多模态媒体篡改的检测与定位 (Detecting and Grounding Multi-Modal Media Manipulation)

from arxiv, CVPR 2023. Project page: https://rshaojimmy.github.io/Projects/MultiModal-DeepFake Code: https://github.com/rshaojimmy/MultiModal-DeepFake

Misinformation has become a pressing issue. Fake media, in both visual and textual forms, is widespread on the web. While various deepfake detection and text fake news detection methods have been proposed, they are only designed for single-modality forgery based on binary classification, let alone analyzing and reasoning subtle forgery traces across different modalities. In this paper, we highlight a new research problem for multi-modal fake media, namely Detecting and Grounding Multi-Modal Media Manipulation (DGM^4). DGM^4 aims to not only detect the authenticity of multi-modal media, but also ground the manipulated content (i.e., image bounding boxes and text tokens), which requires deeper reasoning of multi-modal media manipulation. To support a large-scale investigation, we construct the first DGM^4 dataset, where image-text pairs are manipulated by various approaches, with rich annotation of diverse manipulations. Moreover, we propose a novel HierArchical Multi-modal Manipulation rEasoning tRansformer (HAMMER) to fully capture the fine-grained interaction between different modalities. HAMMER performs 1) manipulation-aware contrastive learning between two uni-modal encoders as shallow manipulation reasoning, and 2) modality-aware cross-attention by multi-modal aggregator as deep manipulation reasoning. Dedicated manipulation detection and grounding heads are integrated from shallow to deep levels based on the interacted multi-modal information. Finally, we build an extensive benchmark and set up rigorous evaluation metrics for this new research problem. Comprehensive experiments demonstrate the superiority of our model; several valuable observations are also revealed to facilitate future research in multi-modal media manipulation.

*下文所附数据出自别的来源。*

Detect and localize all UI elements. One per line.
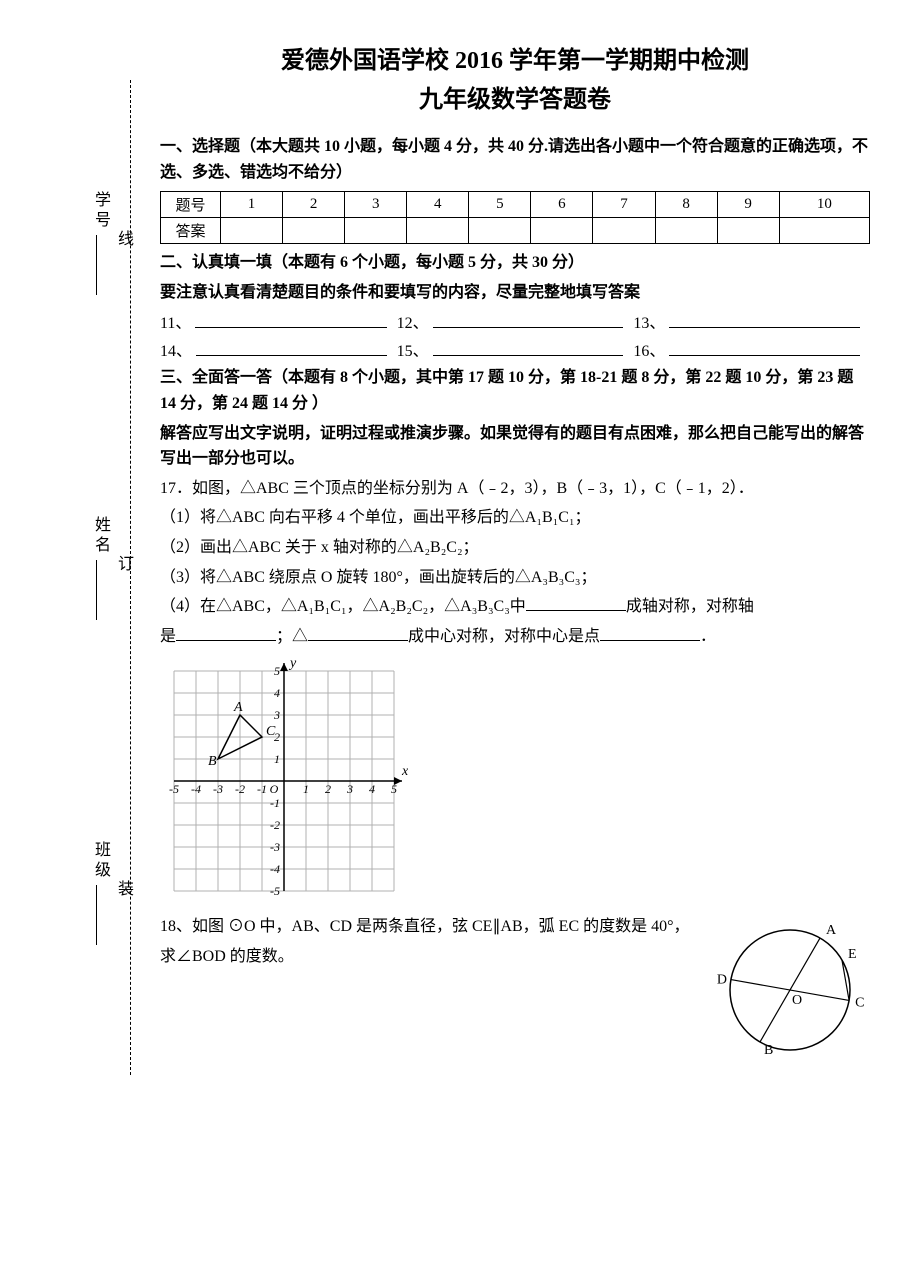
fill-blank[interactable] [176, 625, 276, 641]
fill-blank[interactable] [195, 312, 386, 328]
svg-text:C: C [266, 724, 276, 739]
svg-text:-1: -1 [257, 782, 267, 796]
fill-item-14: 14、 [160, 337, 397, 361]
svg-text:-1: -1 [270, 796, 280, 810]
q17-part2: （2）画出△ABC 关于 x 轴对称的△A₂B₂C₂； [160, 535, 870, 561]
svg-text:5: 5 [274, 664, 280, 678]
fill-blank[interactable] [600, 625, 700, 641]
col-5: 5 [469, 192, 531, 218]
binding-markers-container: 线 订 装 [108, 80, 138, 1055]
answer-cell[interactable] [469, 218, 531, 244]
svg-text:-5: -5 [270, 884, 280, 898]
fill-item-15: 15、 [397, 337, 634, 361]
svg-text:-5: -5 [169, 782, 179, 796]
fill-row-1: 11、 12、 13、 [160, 309, 870, 333]
answer-cell[interactable] [779, 218, 869, 244]
fill-blank[interactable] [669, 312, 860, 328]
svg-text:O: O [792, 993, 802, 1008]
svg-text:C: C [855, 996, 864, 1011]
svg-text:-3: -3 [213, 782, 223, 796]
section2-note: 要注意认真看清楚题目的条件和要填写的内容，尽量完整地填写答案 [160, 280, 870, 306]
table-row: 答案 [161, 218, 870, 244]
answer-cell[interactable] [407, 218, 469, 244]
answer-cell[interactable] [283, 218, 345, 244]
col-8: 8 [655, 192, 717, 218]
q17-part1: （1）将△ABC 向右平移 4 个单位，画出平移后的△A₁B₁C₁； [160, 505, 870, 531]
ding-marker: 订 [111, 555, 135, 581]
row2-label: 答案 [161, 218, 221, 244]
row1-label: 题号 [161, 192, 221, 218]
svg-text:x: x [401, 764, 408, 779]
svg-text:D: D [717, 973, 727, 988]
col-6: 6 [531, 192, 593, 218]
fill-blank[interactable] [433, 312, 624, 328]
svg-text:2: 2 [325, 782, 331, 796]
fill-row-2: 14、 15、 16、 [160, 337, 870, 361]
svg-text:4: 4 [369, 782, 375, 796]
svg-text:O: O [270, 782, 279, 796]
fill-blank[interactable] [196, 340, 387, 356]
xian-marker: 线 [111, 230, 135, 256]
q17-part4b: 是；△成中心对称，对称中心是点． [160, 624, 870, 650]
svg-text:5: 5 [391, 782, 397, 796]
col-7: 7 [593, 192, 655, 218]
q17-diagram: -5-4-3-2-112345-5-4-3-2-112345OxyABC [160, 657, 870, 910]
col-9: 9 [717, 192, 779, 218]
col-1: 1 [221, 192, 283, 218]
section2-heading: 二、认真填一填（本题有 6 个小题，每小题 5 分，共 30 分） [160, 250, 870, 276]
answer-cell[interactable] [593, 218, 655, 244]
fill-item-11: 11、 [160, 309, 397, 333]
page-content: 爱德外国语学校 2016 学年第一学期期中检测 九年级数学答题卷 一、选择题（本… [160, 40, 870, 1075]
svg-text:3: 3 [273, 708, 280, 722]
q17-part4: （4）在△ABC，△A₁B₁C₁，△A₂B₂C₂，△A₃B₃C₃中成轴对称，对称… [160, 594, 870, 620]
svg-text:3: 3 [346, 782, 353, 796]
svg-text:B: B [764, 1043, 773, 1058]
q18-diagram: O A B E C D [710, 910, 870, 1075]
circle-diagram-svg: O A B E C D [710, 910, 870, 1070]
fill-item-12: 12、 [397, 309, 634, 333]
section3-heading: 三、全面答一答（本题有 8 个小题，其中第 17 题 10 分，第 18-21 … [160, 365, 870, 416]
q17-part3: （3）将△ABC 绕原点 O 旋转 180°，画出旋转后的△A₃B₃C₃； [160, 565, 870, 591]
answer-cell[interactable] [221, 218, 283, 244]
svg-text:-2: -2 [235, 782, 245, 796]
fill-blank[interactable] [433, 340, 624, 356]
q17-stem: 17．如图，△ABC 三个顶点的坐标分别为 A（﹣2，3），B（﹣3，1），C（… [160, 476, 870, 502]
fill-blank[interactable] [308, 625, 408, 641]
q18-stem: 18、如图 ⊙O 中，AB、CD 是两条直径，弦 CE∥AB，弧 EC 的度数是… [160, 914, 690, 940]
svg-text:B: B [208, 754, 217, 769]
page-title: 爱德外国语学校 2016 学年第一学期期中检测 [160, 40, 870, 75]
fill-item-13: 13、 [633, 309, 870, 333]
zhuang-marker: 装 [111, 880, 135, 906]
col-3: 3 [345, 192, 407, 218]
fill-blank[interactable] [526, 595, 626, 611]
section1-heading: 一、选择题（本大题共 10 小题，每小题 4 分，共 40 分.请选出各小题中一… [160, 134, 870, 185]
q18-stem2: 求∠BOD 的度数。 [160, 944, 690, 970]
coordinate-grid-svg: -5-4-3-2-112345-5-4-3-2-112345OxyABC [160, 657, 408, 905]
svg-text:y: y [288, 657, 297, 671]
fill-item-16: 16、 [633, 337, 870, 361]
svg-text:1: 1 [274, 752, 280, 766]
col-4: 4 [407, 192, 469, 218]
answer-cell[interactable] [655, 218, 717, 244]
answer-cell[interactable] [531, 218, 593, 244]
answer-cell[interactable] [345, 218, 407, 244]
page-subtitle: 九年级数学答题卷 [160, 79, 870, 114]
svg-text:1: 1 [303, 782, 309, 796]
svg-text:-4: -4 [270, 862, 280, 876]
fill-blank[interactable] [669, 340, 860, 356]
svg-text:-3: -3 [270, 840, 280, 854]
section3-note: 解答应写出文字说明，证明过程或推演步骤。如果觉得有的题目有点困难，那么把自己能写… [160, 421, 870, 472]
svg-text:A: A [826, 923, 837, 938]
svg-text:-4: -4 [191, 782, 201, 796]
answer-table: 题号 1 2 3 4 5 6 7 8 9 10 答案 [160, 191, 870, 244]
svg-text:4: 4 [274, 686, 280, 700]
svg-text:-2: -2 [270, 818, 280, 832]
answer-cell[interactable] [717, 218, 779, 244]
svg-text:E: E [848, 947, 857, 962]
table-row: 题号 1 2 3 4 5 6 7 8 9 10 [161, 192, 870, 218]
col-10: 10 [779, 192, 869, 218]
col-2: 2 [283, 192, 345, 218]
svg-text:A: A [233, 700, 243, 715]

翻译：虚假信息已成为一个紧迫的问题。假媒体在网络上无处不在，包括视觉和文本形式。虽然已经提出了各种深度伪造检测和文本虚假新闻检测方法，但它们只为单模式伪造设计，基于二元分类，更不用说分析和推理跨不同模态的微妙伪造痕迹了。在本文中，我们强调了一个新的多模态虚假媒体研究问题，即检测和定位多模态媒体篡改 (DGM^4)。DGM^4不仅旨在检测多模态媒体的真实性，而且还要定位篡改内容 (即图像边框框和文本单词)，这需要更深入的多模态媒体篡改推理。为了支持大规模研究，我们构建了第一个DGM^4数据集，其中图像-文本对通过各种方法进行了篡改，并且有丰富的不同篡改的标注。此外，我们提出了一种新的HierArchical Multi-modal Manipulation rEasoning tRansformer (HAMMER)，以完全捕捉不同模态之间的细粒度交互。HAMMER执行以下操作: 1) 基于浅层篡改推理，两个单模型编码器之间的篡改感知对比学习；2) 基于深层篡改推理，多模态聚合器执行模态感知的交叉注意力。从浅到深基于交互多模态信息准备专用的篡改检测和定位头。最后，我们建立了全面的基准，并设置了严格的评估指标来解决这一新的研究问题。综合实验证明了我们的模型的优越性；还揭示了一些有价值的观察结果，有助于未来的多模态媒体篡改研究。